By the time Lost Ember begins, humans have vanished. Something, or someone, mucked things up so completely that nothing but their sturdiest architecture survived. You play as a wolf exploring the ruins of humanity in a bid to understand the why and wherefore of it all. Accomplishing this means inhabiting the bodies of other creatures to uncover parts of the world beyond where your paws can tread.
The menagerie at hand could have you plummeting over waterfalls as a fish one moment and then hopping into a turtle so you can dig up root vegetables. Neither might help you solve an existential mystery, but it looks mighty interesting.
Developers Mooneye Studios say switching bodies will be key in progressing through Lost Ember’s varied landscapes and puzzling out the finer details of what happened to the civilisation that once called it home:
“As a wolf with the power to inhabit and control other animals and with a trusted companion at your side, you’ll discover ruins of long forgotten civilisations and ancient cultures that tell a story of hope, loss, ambition and failure. Take flight over the canopy as a parrot, dive into the depths of the sea as a fish, or dig underground as a mole, there are many ways to discover your environment.”

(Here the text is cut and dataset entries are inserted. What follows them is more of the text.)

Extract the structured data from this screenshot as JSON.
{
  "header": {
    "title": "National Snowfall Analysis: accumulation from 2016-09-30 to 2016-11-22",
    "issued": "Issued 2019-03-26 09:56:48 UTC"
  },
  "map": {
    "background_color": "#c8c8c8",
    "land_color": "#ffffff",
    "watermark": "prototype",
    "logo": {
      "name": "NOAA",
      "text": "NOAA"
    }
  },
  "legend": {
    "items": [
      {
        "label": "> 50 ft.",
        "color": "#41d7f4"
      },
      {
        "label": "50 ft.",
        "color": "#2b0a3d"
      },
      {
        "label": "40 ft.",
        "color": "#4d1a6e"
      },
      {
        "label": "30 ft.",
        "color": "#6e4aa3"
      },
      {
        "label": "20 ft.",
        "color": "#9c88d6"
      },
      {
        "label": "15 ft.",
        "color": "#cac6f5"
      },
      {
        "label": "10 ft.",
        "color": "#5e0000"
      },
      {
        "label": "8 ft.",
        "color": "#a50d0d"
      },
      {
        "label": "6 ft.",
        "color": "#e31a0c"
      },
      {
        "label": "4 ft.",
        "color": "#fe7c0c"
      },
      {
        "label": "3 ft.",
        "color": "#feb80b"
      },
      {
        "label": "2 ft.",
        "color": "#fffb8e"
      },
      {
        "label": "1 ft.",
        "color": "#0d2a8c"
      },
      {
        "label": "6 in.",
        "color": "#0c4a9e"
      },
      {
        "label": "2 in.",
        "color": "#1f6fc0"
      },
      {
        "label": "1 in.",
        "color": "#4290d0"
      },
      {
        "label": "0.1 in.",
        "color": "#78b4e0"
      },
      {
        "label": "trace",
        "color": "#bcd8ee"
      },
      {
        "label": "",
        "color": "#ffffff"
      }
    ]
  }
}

Mooneye launched a Kickstarter for Lost Ember, their first major game, in 2016. By the end of the campaign, they had collected €326,103 (roughly £280k in today money), triple their goal.
Reflective narratives about the collapse of society are distressingly poignant in 2019, but common wisdom says pop culture reflects the anxieties of its generation. I shouldn’t be too shocked that plenty people felt drawn to a game that didn’t bother trying to save us from ourselves but was instead more interested in what the world might become when we’re nothing but a crumbling, half-buried memory.